Wrigley Field has been named a National Historic Landmark to recognize “the significant role the ballpark has played in the city of Chicago and the history of professional sports.”
Thursday’s announcement by the U.S. Department of the Interior also automatically places the ballpark on the National Register of Historic Places. Wrigley has been eligible for that list since 1987.
The Ricketts family, owners of the Cubs and the stadium, will now be eligible for federal income tax credits on the facility.
The stadium, which already has local landmark status, has undergone major renovations in recent years under the Ricketts’ ownership, most notably the addition of two electronic scoreboards in the outfield, the rebuilding of the bleachers and moving the bullpens from the playing field to underneath the bleachers.
Crane Kenney, president of business operations for the Cubs, said lucrative federal income tax credits tied to Wrigley Field’s designation as a National Historic Landmark were already factored into the plan that financed the renovation of Wrigley and develop the land around it.
Kenney refused to put a dollar value on the tax credits, except to say it was “one important element” that bankrolled the plan by the Ricketts family, billionaire owners of the Cubs, to renovate Wrigley Field and develop the land around it.
“This application started seven years ago. The granting of the designation is the end of a seven-year process. So, it’s unrelated to COVID. The monetization, to the extent there is one, of the designation was done years ago,” Kenney told the Sun-Times.
“There’s no new revenue that is the result of the designation today. There’s no economic event at all related to what’s just happened in 2020. It has already been considered.”
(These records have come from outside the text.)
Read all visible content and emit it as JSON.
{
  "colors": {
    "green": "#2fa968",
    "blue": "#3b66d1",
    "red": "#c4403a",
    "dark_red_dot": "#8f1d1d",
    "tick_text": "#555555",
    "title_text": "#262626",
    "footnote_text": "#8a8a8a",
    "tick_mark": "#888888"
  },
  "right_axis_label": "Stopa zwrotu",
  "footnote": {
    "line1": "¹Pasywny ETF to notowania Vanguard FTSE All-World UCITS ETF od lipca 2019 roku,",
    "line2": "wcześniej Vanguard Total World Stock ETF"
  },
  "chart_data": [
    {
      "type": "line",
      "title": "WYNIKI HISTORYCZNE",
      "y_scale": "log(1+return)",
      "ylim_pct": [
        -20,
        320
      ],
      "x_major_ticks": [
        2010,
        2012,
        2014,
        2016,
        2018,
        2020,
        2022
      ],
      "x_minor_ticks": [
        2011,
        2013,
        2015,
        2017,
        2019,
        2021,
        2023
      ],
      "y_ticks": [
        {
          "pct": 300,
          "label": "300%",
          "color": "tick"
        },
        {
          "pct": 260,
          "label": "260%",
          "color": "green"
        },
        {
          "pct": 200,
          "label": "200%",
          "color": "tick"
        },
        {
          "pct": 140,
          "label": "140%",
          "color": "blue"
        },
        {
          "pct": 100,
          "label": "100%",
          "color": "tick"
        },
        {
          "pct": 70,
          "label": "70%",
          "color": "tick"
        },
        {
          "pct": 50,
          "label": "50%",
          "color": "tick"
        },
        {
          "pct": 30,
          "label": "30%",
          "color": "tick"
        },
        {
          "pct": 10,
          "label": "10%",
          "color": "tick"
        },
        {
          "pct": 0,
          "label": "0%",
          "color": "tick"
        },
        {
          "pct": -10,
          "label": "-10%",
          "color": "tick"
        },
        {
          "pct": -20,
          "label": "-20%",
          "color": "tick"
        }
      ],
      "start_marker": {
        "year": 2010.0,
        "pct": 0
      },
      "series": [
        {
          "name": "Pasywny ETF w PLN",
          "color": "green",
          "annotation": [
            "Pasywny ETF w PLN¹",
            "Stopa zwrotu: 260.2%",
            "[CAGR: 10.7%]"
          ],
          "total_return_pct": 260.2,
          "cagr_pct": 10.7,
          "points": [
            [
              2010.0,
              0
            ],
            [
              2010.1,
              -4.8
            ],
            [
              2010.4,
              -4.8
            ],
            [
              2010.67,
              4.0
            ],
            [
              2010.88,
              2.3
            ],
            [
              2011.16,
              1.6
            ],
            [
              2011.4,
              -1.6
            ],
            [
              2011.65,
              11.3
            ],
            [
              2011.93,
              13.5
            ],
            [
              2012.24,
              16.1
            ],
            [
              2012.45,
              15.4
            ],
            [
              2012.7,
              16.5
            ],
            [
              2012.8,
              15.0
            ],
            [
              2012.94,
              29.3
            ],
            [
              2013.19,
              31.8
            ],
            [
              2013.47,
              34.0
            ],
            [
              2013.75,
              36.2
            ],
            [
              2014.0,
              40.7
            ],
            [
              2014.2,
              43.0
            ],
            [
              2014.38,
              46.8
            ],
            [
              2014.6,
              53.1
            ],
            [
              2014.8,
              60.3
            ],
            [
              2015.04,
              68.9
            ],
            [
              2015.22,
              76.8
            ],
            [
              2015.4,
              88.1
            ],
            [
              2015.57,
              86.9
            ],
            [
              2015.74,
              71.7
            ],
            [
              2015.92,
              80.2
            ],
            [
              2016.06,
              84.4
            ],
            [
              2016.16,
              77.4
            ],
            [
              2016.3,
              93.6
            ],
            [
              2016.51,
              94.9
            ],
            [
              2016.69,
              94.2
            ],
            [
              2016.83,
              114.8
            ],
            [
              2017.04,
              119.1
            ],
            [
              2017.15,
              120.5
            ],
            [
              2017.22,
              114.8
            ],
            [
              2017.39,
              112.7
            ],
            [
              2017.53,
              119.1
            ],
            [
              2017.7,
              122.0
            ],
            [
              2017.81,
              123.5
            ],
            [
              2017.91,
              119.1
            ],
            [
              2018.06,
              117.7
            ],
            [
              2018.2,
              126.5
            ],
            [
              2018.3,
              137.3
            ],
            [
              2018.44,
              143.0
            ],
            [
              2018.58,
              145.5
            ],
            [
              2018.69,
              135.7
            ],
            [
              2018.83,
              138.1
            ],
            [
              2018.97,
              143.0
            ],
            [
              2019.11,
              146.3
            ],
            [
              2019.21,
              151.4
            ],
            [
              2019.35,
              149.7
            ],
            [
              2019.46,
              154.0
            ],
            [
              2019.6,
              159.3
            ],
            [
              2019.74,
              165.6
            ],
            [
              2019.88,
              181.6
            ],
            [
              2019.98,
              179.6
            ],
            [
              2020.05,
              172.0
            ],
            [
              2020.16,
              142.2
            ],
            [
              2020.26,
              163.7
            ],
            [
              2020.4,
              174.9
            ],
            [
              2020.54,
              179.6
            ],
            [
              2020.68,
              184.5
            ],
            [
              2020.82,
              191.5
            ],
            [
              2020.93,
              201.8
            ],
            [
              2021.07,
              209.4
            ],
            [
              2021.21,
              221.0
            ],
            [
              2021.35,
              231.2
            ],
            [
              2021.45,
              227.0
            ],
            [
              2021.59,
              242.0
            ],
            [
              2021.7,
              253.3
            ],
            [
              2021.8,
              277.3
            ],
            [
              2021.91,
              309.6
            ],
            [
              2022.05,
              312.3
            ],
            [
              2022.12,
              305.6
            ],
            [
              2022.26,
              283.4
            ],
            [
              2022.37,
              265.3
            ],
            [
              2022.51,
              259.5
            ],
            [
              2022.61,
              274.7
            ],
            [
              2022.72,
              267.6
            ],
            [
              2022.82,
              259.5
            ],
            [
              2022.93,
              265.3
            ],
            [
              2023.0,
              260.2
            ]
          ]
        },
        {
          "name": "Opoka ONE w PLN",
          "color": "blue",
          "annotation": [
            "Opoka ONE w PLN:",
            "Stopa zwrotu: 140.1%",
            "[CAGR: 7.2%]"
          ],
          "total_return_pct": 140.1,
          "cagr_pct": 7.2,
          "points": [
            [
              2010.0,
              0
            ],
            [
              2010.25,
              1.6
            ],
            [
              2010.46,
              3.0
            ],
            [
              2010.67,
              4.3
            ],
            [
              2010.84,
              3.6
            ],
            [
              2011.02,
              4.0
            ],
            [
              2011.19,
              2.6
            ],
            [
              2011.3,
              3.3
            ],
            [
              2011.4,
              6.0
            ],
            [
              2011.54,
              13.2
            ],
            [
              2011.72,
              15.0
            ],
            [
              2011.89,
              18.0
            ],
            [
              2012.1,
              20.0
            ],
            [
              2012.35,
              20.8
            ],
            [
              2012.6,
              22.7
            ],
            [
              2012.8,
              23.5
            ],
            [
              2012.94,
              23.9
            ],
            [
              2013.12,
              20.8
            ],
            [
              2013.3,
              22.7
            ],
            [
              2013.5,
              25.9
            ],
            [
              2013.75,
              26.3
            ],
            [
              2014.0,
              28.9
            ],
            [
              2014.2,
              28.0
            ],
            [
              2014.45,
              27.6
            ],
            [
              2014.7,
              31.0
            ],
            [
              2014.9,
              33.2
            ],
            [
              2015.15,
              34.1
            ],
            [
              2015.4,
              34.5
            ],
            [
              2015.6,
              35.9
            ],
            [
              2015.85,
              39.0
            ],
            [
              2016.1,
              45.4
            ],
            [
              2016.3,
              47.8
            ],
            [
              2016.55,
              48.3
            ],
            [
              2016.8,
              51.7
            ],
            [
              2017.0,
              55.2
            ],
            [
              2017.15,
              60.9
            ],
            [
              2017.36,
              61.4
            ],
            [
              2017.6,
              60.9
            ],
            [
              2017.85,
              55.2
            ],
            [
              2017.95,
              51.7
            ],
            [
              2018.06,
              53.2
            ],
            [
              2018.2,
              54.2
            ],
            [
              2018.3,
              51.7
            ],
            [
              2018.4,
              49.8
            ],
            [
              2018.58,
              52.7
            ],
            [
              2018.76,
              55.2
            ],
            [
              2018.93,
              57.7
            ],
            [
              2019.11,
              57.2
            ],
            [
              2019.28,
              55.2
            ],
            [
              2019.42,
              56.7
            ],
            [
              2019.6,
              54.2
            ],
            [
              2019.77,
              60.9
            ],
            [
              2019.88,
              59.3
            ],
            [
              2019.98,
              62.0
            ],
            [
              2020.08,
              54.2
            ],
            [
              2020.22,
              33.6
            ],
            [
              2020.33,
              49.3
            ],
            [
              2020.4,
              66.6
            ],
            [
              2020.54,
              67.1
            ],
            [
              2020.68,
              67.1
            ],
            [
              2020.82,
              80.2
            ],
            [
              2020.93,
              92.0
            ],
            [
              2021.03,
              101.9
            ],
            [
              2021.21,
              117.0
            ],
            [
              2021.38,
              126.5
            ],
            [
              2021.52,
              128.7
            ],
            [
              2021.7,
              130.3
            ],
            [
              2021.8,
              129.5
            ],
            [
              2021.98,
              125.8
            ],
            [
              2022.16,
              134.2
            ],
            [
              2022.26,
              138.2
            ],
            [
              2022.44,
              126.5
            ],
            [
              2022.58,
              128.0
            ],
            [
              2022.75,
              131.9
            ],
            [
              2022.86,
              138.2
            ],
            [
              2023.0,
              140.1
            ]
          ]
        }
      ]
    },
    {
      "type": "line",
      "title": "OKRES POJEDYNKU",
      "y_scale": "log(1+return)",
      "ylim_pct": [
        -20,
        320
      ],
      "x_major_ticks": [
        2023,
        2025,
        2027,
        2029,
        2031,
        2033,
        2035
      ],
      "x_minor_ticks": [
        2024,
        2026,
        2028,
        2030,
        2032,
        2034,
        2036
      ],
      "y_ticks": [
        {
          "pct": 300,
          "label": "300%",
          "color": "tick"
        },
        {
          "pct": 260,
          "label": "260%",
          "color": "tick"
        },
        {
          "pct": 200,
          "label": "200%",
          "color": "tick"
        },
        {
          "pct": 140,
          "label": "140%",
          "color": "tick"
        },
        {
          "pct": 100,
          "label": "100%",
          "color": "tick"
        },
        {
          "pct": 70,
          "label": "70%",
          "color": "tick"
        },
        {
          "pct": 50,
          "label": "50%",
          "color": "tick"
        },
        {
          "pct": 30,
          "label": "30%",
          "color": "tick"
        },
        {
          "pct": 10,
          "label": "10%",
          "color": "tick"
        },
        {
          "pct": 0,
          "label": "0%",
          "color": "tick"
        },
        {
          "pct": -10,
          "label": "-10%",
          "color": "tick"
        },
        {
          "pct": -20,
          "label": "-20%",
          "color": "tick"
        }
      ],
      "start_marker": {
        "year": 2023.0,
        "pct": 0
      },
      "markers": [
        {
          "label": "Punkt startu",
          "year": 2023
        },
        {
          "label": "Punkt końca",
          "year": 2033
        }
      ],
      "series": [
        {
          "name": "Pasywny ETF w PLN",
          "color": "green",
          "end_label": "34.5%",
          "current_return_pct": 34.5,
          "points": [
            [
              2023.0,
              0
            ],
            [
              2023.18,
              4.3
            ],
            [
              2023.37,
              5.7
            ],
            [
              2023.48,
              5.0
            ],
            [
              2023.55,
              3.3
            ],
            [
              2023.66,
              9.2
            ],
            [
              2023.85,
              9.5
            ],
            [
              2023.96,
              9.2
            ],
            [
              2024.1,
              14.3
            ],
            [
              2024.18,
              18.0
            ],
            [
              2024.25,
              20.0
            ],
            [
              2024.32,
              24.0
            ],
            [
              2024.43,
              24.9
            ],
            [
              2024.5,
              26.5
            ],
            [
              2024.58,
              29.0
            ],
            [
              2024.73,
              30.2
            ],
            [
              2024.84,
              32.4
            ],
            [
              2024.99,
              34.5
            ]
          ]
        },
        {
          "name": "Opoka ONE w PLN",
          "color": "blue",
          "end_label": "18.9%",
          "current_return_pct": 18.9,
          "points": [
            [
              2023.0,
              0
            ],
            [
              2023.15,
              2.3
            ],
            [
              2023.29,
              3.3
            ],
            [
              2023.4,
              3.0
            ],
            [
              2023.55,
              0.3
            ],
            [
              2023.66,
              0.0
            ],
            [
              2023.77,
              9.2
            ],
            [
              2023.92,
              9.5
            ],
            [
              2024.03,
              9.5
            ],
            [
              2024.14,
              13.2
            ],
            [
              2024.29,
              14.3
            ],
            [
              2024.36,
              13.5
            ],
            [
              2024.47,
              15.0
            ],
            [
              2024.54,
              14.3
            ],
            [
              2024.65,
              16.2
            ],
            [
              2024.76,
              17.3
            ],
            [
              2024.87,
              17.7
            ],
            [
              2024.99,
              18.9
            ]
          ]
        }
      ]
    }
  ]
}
It’s not easy to be designated as a National Historic Landmark. It’s a high bar to clear. But Kenney said there’s no question Wrigley Field meets that standard.
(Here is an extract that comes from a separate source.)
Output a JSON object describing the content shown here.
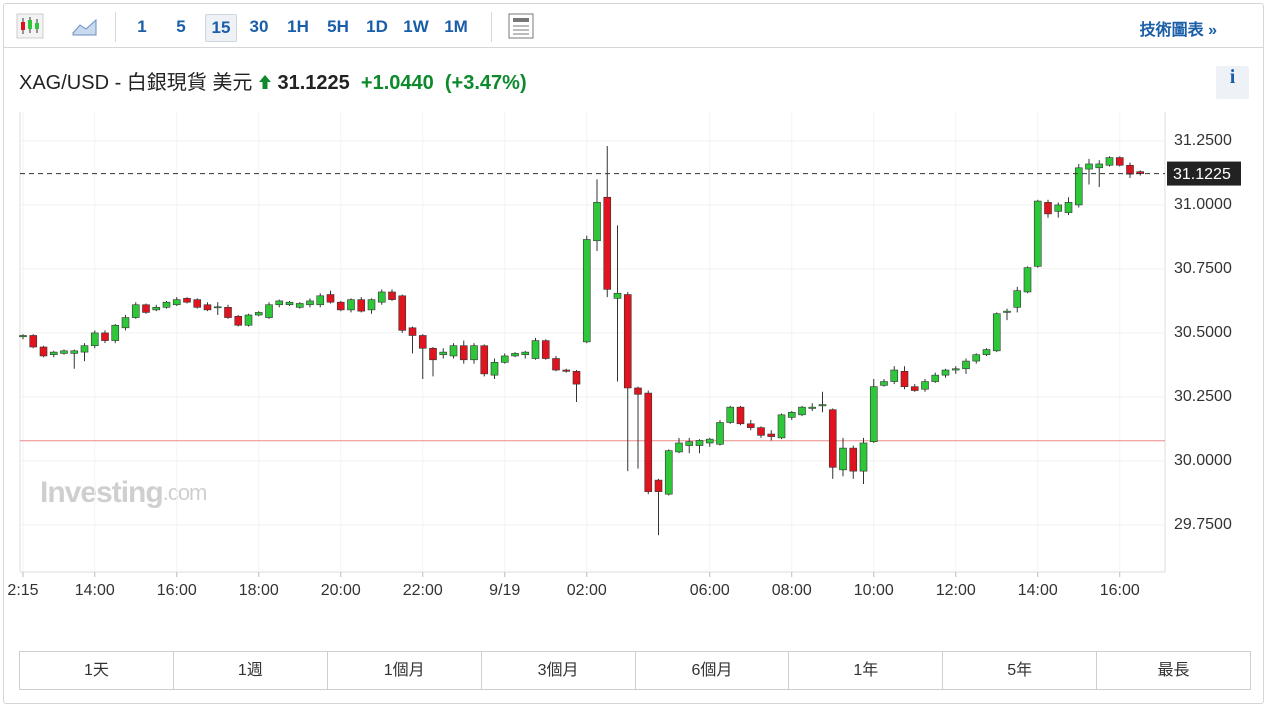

“It’s easy for people to understand if you live in Chicago. If you consider sports venues as a whole, it is probably one of only two or three that has withstood the test of time,” Kenney said.
“Obviously, the historic events that have happened there. And its attachment to the national pastime and the significance of baseball throughout generations of Americans. For all of those reasons, it’s clearly a worthy candidate.”
“Wrigley Field is a special place in the hearts of generations of fans,” Chicago Cubs Executive Chairman Tom Ricketts was quoted as saying in a Department of the Interior news release.
“That’s why, from our first day as owners, we committed to preserving Wrigley, which will now take its well-earned place in the lineup of American history and culture as a national treasure.”
National Historic Landmarks are “buildings, sites, districts, structures, and objects that have been determined by the Secretary of the Interior to be nationally significant in American history and culture,” according to the release.
“The historical significance of Wrigley Field is interwoven into our nation’s story and a key part of what has become America’s beloved pastime for over a century,” Interior Secretary David L. Bernhardt was quoted as saying in the release.
Ald. Tom Tunney (44th), whose ward includes Wrigley Field, said there is no question that the stadium is a “national treasure” that deserves landmark designation.
Ironically, the Tribune Co., former owners of the Cubs, was “ambivalent, if not opposed to the original landmarking of the field” proposed by former Mayor Richard M. Daley, who appointed Tunney to the City Council, the alderman said.
“The architecture is unique. The view into the neighborhood. All of that has been talked and talked about. I don’t know what the value of the tax credit is going to be. It’s gonna be pretty extensive,” Tunney said.
“As the renovation and the neighborhood continue to develop, it’s gonna look pretty classic in the next number of years. What we’ve tried to do with all of the surrounding developments is to somewhat pay homage to the historic landmark. I’m pretty excited about it. I’ve always been. This is healthy for the city and healthy for the Cubs.”
The original Yankee Stadium in New York and Tigers Stadium in Detroit both were designated as National Historic Landmarks, only to be demolished.
Tunney said he’s certain that will not happen to Wrigley.
“It is a treasure and an economic engine. But it’s being retrofitted for the next 50 to 100 years,” the alderman said.
“I don’t think this stadium is ever gonna come down.”